$20K Buys Insider Access to Telegram Servers, Dark Web Ad Claims

For the non-negotiable price of $20,000, threat actors claim they can provide insider access to Telegram servers running the encrypted instant messaging platform preferred by a security-conscious clientele.

The ad, posted on a Dark Web marketplace and discovered by the researchers of SafetyDetectives, boasts that the access is high-level and provided "through their employees."

Rather than providing remote access, the seller is hawking "an offering of correspondence for six months," the SafetyDetectives team added.

"It is impossible to say how many users, or Telegram servers, may be impacted," the report explained. "However, if the vendor’s claims are valid, an insider in the internal Telegram network would be able to exfiltrate logs and compromise user data."

Meanwhile, it seems Telegram might have a broader phishing problem.

Phishing Explodes on Telegram

The discovery comes on the heels of the release of new data from Cofense that shows that the abuse of Telegram bots exploded by 800% in 2022, driven by threat actors using malicious HTML attachments to deliver credential phishing attempts. Telegram bots are also attractive to spear-phishers because they're free and easy to set up and run.
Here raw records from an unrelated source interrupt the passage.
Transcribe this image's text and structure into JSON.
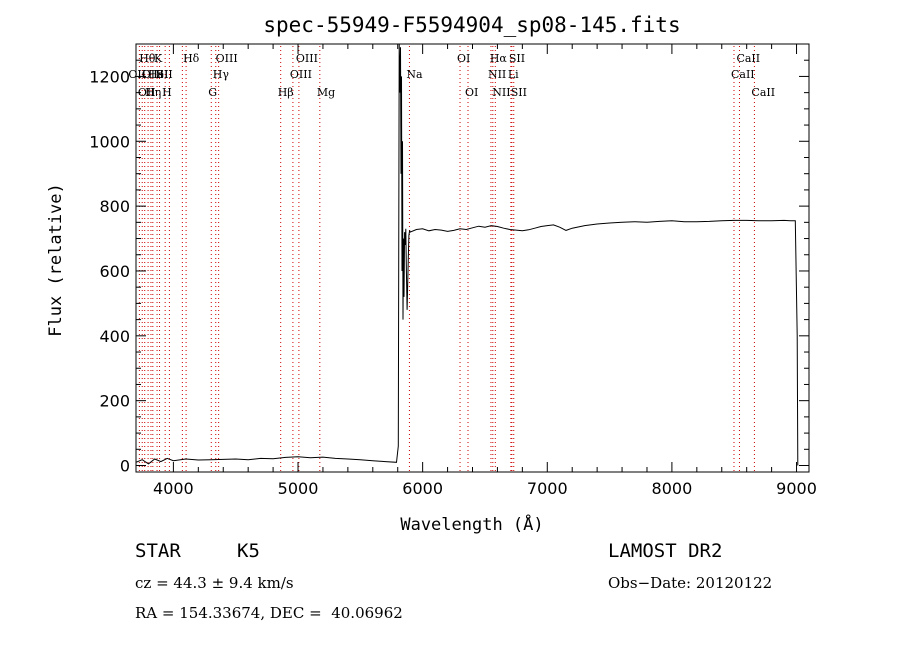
{
  "chart_data": {
    "type": "line",
    "title": "spec-55949-F5594904_sp08-145.fits",
    "xlabel": "Wavelength (Å)",
    "ylabel": "Flux (relative)",
    "xlim": [
      3700,
      9100
    ],
    "ylim": [
      -20,
      1300
    ],
    "x_ticks": [
      4000,
      5000,
      6000,
      7000,
      8000,
      9000
    ],
    "y_ticks": [
      0,
      200,
      400,
      600,
      800,
      1000,
      1200
    ],
    "grid": false,
    "series": [
      {
        "color": "#000000",
        "x": [
          3700,
          3750,
          3800,
          3850,
          3900,
          3950,
          4000,
          4100,
          4200,
          4300,
          4400,
          4500,
          4600,
          4700,
          4800,
          4900,
          5000,
          5100,
          5200,
          5300,
          5400,
          5500,
          5600,
          5700,
          5790,
          5805,
          5812,
          5818,
          5822,
          5826,
          5830,
          5834,
          5838,
          5842,
          5846,
          5850,
          5855,
          5860,
          5865,
          5870,
          5875,
          5880,
          5885,
          5890,
          5895,
          5900,
          5950,
          6000,
          6050,
          6100,
          6150,
          6200,
          6250,
          6300,
          6350,
          6400,
          6450,
          6500,
          6550,
          6600,
          6650,
          6700,
          6750,
          6800,
          6850,
          6900,
          6950,
          7000,
          7050,
          7100,
          7150,
          7200,
          7300,
          7400,
          7500,
          7600,
          7700,
          7800,
          7900,
          8000,
          8100,
          8200,
          8300,
          8400,
          8500,
          8600,
          8700,
          8800,
          8900,
          8950,
          8990,
          9005,
          9010
        ],
        "y": [
          10,
          18,
          5,
          20,
          12,
          22,
          15,
          20,
          17,
          18,
          19,
          20,
          18,
          22,
          21,
          25,
          27,
          24,
          26,
          22,
          20,
          18,
          15,
          12,
          10,
          60,
          1300,
          1150,
          1290,
          900,
          1200,
          600,
          1000,
          450,
          700,
          520,
          720,
          680,
          730,
          600,
          480,
          560,
          640,
          710,
          725,
          720,
          728,
          730,
          724,
          728,
          726,
          722,
          725,
          730,
          728,
          733,
          738,
          735,
          740,
          737,
          732,
          728,
          726,
          724,
          727,
          732,
          737,
          740,
          742,
          735,
          725,
          732,
          740,
          745,
          748,
          750,
          752,
          750,
          753,
          755,
          752,
          752,
          753,
          755,
          756,
          756,
          755,
          755,
          756,
          755,
          755,
          400,
          0
        ]
      }
    ],
    "emission_lines": [
      {
        "wl": 3727,
        "label": "OII",
        "row": 2,
        "offset": -8
      },
      {
        "wl": 3750,
        "label": "Hθ",
        "row": 1,
        "offset": 0
      },
      {
        "wl": 3770,
        "label": "OIII",
        "row": 2,
        "offset": 0
      },
      {
        "wl": 3797,
        "label": "Hη",
        "row": 3,
        "offset": 0
      },
      {
        "wl": 3820,
        "label": "HeI",
        "row": 2,
        "offset": 0
      },
      {
        "wl": 3835,
        "label": "OII",
        "row": 3,
        "offset": -12
      },
      {
        "wl": 3869,
        "label": "K",
        "row": 1,
        "offset": 0
      },
      {
        "wl": 3889,
        "label": "SII",
        "row": 2,
        "offset": 0
      },
      {
        "wl": 3934,
        "label": "H",
        "row": 3,
        "offset": 0
      },
      {
        "wl": 3968,
        "label": "",
        "row": 0,
        "offset": 0
      },
      {
        "wl": 4072,
        "label": "",
        "row": 0,
        "offset": 0
      },
      {
        "wl": 4102,
        "label": "Hδ",
        "row": 1,
        "offset": 0
      },
      {
        "wl": 4304,
        "label": "G",
        "row": 3,
        "offset": 0
      },
      {
        "wl": 4340,
        "label": "Hγ",
        "row": 2,
        "offset": 0
      },
      {
        "wl": 4363,
        "label": "OIII",
        "row": 1,
        "offset": 0
      },
      {
        "wl": 4861,
        "label": "Hβ",
        "row": 3,
        "offset": 0
      },
      {
        "wl": 4959,
        "label": "OIII",
        "row": 2,
        "offset": 0
      },
      {
        "wl": 5007,
        "label": "OIII",
        "row": 1,
        "offset": 0
      },
      {
        "wl": 5175,
        "label": "Mg",
        "row": 3,
        "offset": 0
      },
      {
        "wl": 5894,
        "label": "Na",
        "row": 2,
        "offset": 0
      },
      {
        "wl": 6300,
        "label": "OI",
        "row": 1,
        "offset": 0
      },
      {
        "wl": 6364,
        "label": "OI",
        "row": 3,
        "offset": 0
      },
      {
        "wl": 6548,
        "label": "NII",
        "row": 2,
        "offset": 0
      },
      {
        "wl": 6563,
        "label": "Hα",
        "row": 1,
        "offset": 0
      },
      {
        "wl": 6583,
        "label": "NII",
        "row": 3,
        "offset": 0
      },
      {
        "wl": 6708,
        "label": "Li",
        "row": 2,
        "offset": 0
      },
      {
        "wl": 6716,
        "label": "SII",
        "row": 1,
        "offset": 0
      },
      {
        "wl": 6731,
        "label": "SII",
        "row": 3,
        "offset": 0
      },
      {
        "wl": 8498,
        "label": "CaII",
        "row": 2,
        "offset": 0
      },
      {
        "wl": 8542,
        "label": "CaII",
        "row": 1,
        "offset": 0
      },
      {
        "wl": 8662,
        "label": "CaII",
        "row": 3,
        "offset": 0
      }
    ],
    "line_color": "#cc0000"
  },
  "info": {
    "class_type": "STAR",
    "subclass": "K5",
    "survey": "LAMOST DR2",
    "cz": "cz = 44.3 ± 9.4 km/s",
    "obs_date": "Obs−Date: 20120122",
    "coords": "RA = 154.33674, DEC =  40.06962"
  }
}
"Threat actors appreciate the ease of setting up bots in a private or group chat, the bots' compatibility with a wide range of programming languages, and ease of integrations into malicious mediums such as malware or credential phishing kits," the Cofense report said. "Coupling the ease of Telegram bot setup and use with the popular and successful tactic of attaching an HTML credential phishing file to an email, a threat actor can quickly and efficiently reach inboxes while exfiltrating credentials to a single point using an often-trusted service."